Wilmington on Fire

Monday, August 2, 2021 - 1:00pm
CDT
Film Screening & Discussion

In 1898 white upper class businessmen carried out a campaign of disinformation to incite a race riot to unseat the bi-racial city government of Wilmington, North Carolina. The similarities with the January 6, 2021 insurrection at the US Capitol are striking. But on November 10, 1898 the white supremacists were successful. There was a massacre of the Black population of Wilmington, which was the largest city in the state. Black civil leaders and entrepreneurs were driven out of town. Their property was taken. Blacks were impoverished and subjected to passive acceptance of Jim Crow. The fusion government of the city was removed, as were judges who were unfriendly to the white supremacists. Laws were passed to prevent Blacks from voting. Political and economic power has been in the hands of whites ever since. The last remnants of reconstruction and the fusion politics that it had made possible ended, as it had throughout the South. That legacy is still with the nation today.
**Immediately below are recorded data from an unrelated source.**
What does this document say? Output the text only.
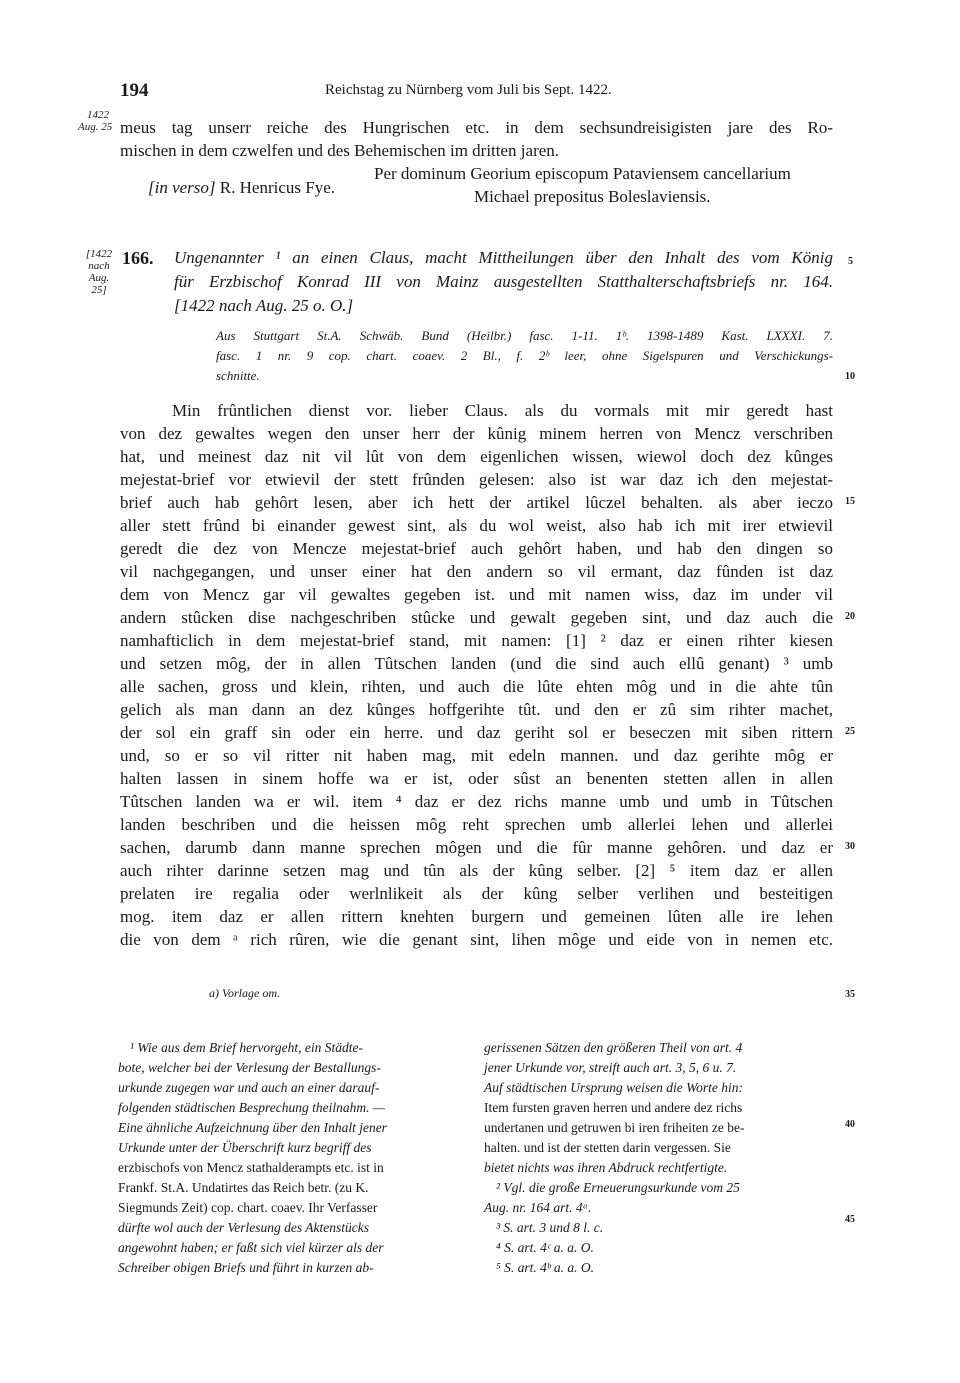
194	Reichstag zu Nürnberg vom Juli bis Sept. 1422.
1422
Aug. 25 meus tag unserr reiche des Hungrischen etc. in dem sechsundreisigisten jare des Ro-
mischen in dem czwelfen und des Behemischen im dritten jaren.
[in verso] R. Henricus Fye.
Per dominum Georium episcopum Pataviensem cancellarium
Michael prepositus Boleslaviensis.
[1422
nach
Aug. 25]
166. Ungenannter ¹ an einen Claus, macht Mittheilungen über den Inhalt des vom König
für Erzbischof Konrad III von Mainz ausgestellten Statthalterschaftsbriefs nr. 164.
[1422 nach Aug. 25 o. O.]
Aus Stuttgart St.A. Schwäb. Bund (Heilbr.) fasc. 1-11. 1ᵇ. 1398-1489 Kast. LXXXI. 7.
fasc. 1 nr. 9 cop. chart. coaev. 2 Bl., f. 2ᵇ leer, ohne Sigelspuren und Verschickungs-
schnitte.
Min frûntlichen dienst vor. lieber Claus. als du vormals mit mir geredt hast
von dez gewaltes wegen den unser herr der kûnig minem herren von Mencz verschriben
hat, und meinest daz nit vil lût von dem eigenlichen wissen, wiewol doch dez kûnges
mejestat-brief vor etwievil der stett frûnden gelesen: also ist war daz ich den mejestat-
brief auch hab gehôrt lesen, aber ich hett der artikel lûczel behalten. als aber ieczo
aller stett frûnd bi einander gewest sint, als du wol weist, also hab ich mit irer etwievil
geredt die dez von Mencze mejestat-brief auch gehôrt haben, und hab den dingen so
vil nachgegangen, und unser einer hat den andern so vil ermant, daz fûnden ist daz
dem von Mencz gar vil gewaltes gegeben ist. und mit namen wiss, daz im under vil
andern stûcken dise nachgeschriben stûcke und gewalt gegeben sint, und daz auch die
namhafticlich in dem mejestat-brief stand, mit namen: [1] ² daz er einen rihter kiesen
und setzen môg, der in allen Tûtschen landen (und die sind auch ellû genant) ³ umb
alle sachen, gross und klein, rihten, und auch die lûte ehten môg und in die ahte tûn
gelich als man dann an dez kûnges hoffgerihte tût. und den er zû sim rihter machet,
der sol ein graff sin oder ein herre. und daz geriht sol er beseczen mit siben rittern
und, so er so vil ritter nit haben mag, mit edeln mannen. und daz gerihte môg er
halten lassen in sinem hoffe wa er ist, oder sûst an benenten stetten allen in allen
Tûtschen landen wa er wil. item ⁴ daz er dez richs manne umb und umb in Tûtschen
landen beschriben und die heissen môg reht sprechen umb allerlei lehen und allerlei
sachen, darumb dann manne sprechen môgen und die fûr manne gehôren. und daz er
auch rihter darinne setzen mag und tûn als der kûng selber. [2] ⁵ item daz er allen
prelaten ire regalia oder werlnlikeit als der kûng selber verlihen und besteitigen
mog. item daz er allen rittern knehten burgern und gemeinen lûten alle ire lehen
die von dem ᵃ rich rûren, wie die genant sint, lihen môge und eide von in nemen etc.
a) Vorlage om.
¹ Wie aus dem Brief hervorgeht, ein Städte-
bote, welcher bei der Verlesung der Bestallungs-
urkunde zugegen war und auch an einer darauf-
folgenden städtischen Besprechung theilnahm. —
Eine ähnliche Aufzeichnung über den Inhalt jener
Urkunde unter der Überschrift kurz begriff des
erzbischofs von Mencz stathalderampts etc. ist in
Frankf. St.A. Undatirtes das Reich betr. (zu K.
Siegmunds Zeit) cop. chart. coaev. Ihr Verfasser
dürfte wol auch der Verlesung des Aktenstücks
angewohnt haben; er faßt sich viel kürzer als der
Schreiber obigen Briefs und führt in kurzen ab-
gerissenen Sätzen den größeren Theil von art. 4
jener Urkunde vor, streift auch art. 3, 5, 6 u. 7.
Auf städtischen Ursprung weisen die Worte hin:
Item fursten graven herren und andere dez richs
undertanen und getruwen bi iren friheiten ze be-
halten. und ist der stetten darin vergessen. Sie
bietet nichts was ihren Abdruck rechtfertigte.
² Vgl. die große Erneuerungsurkunde vom 25
Aug. nr. 164 art. 4ᵃ.
³ S. art. 3 und 8 l. c.
⁴ S. art. 4ᶜ a. a. O.
⁵ S. art. 4ᵇ a. a. O.
5
10
15
20
25
30
35
40
45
The documentary film “Wilmington On Fire,” directed by Chris Everett, recounts this tragic story from the point of view of the victims. Much of the historical research had been done by a young southern white woman, LeRae Umfleet. She wrote a report and a state legislative Commission began to make the events of 1898 publicly known by 2005. And so the dirty secret that was no secret has become known.
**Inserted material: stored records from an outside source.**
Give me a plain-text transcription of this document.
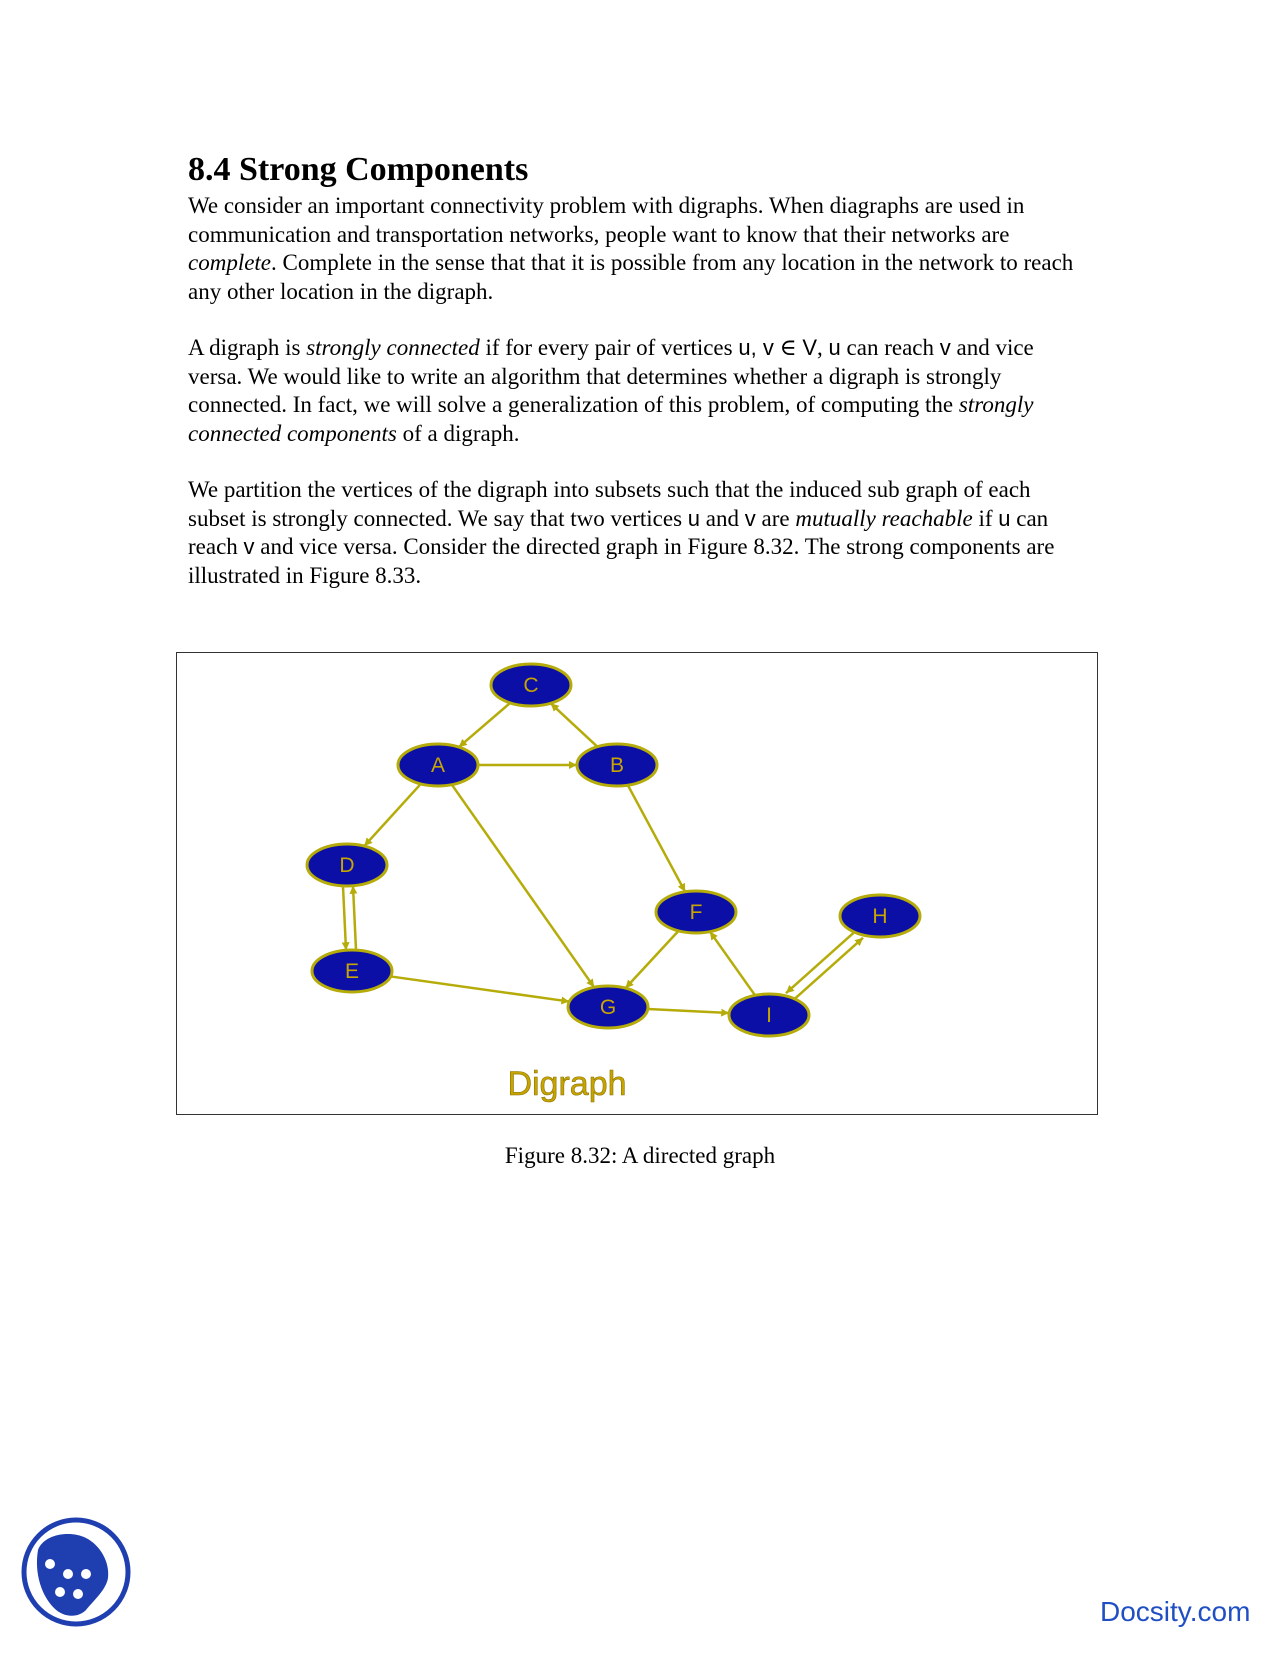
8.4 Strong Components

We consider an important connectivity problem with digraphs. When diagraphs are used in communication and transportation networks, people want to know that their networks are complete. Complete in the sense that that it is possible from any location in the network to reach any other location in the digraph.

A digraph is strongly connected if for every pair of vertices u, v ∈ V, u can reach v and vice versa. We would like to write an algorithm that determines whether a digraph is strongly connected. In fact, we will solve a generalization of this problem, of computing the strongly connected components of a digraph.

We partition the vertices of the digraph into subsets such that the induced sub graph of each subset is strongly connected. We say that two vertices u and v are mutually reachable if u can reach v and vice versa. Consider the directed graph in Figure 8.32. The strong components are illustrated in Figure 8.33.

C
A	B
D
F	H
E
G	I
Digraph
Figure 8.32: A directed graph
Docsity.com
Until 1898 Wilmington had been a thriving port city, half Black and half white. The massacre decimated it, undermining its economic potential for whites as well as for African Americans. For decades similar tragedies scarred the South. The 1921 massacre in Tulsa, Oklahoma have recently been brought to public attention. Some ask what good can come from bringing out all the dirty history of white supremacy in this country? Chris Everett points out that in Wilmington his film has helped wake up some white businessmen who are now trying to help Black entrepreneurs get established. The Wilmington police department has made the film part of its training for new recruits. And it is being included in school curricula. Exposing an ugly history can have positive benefits. Eventually, reparations?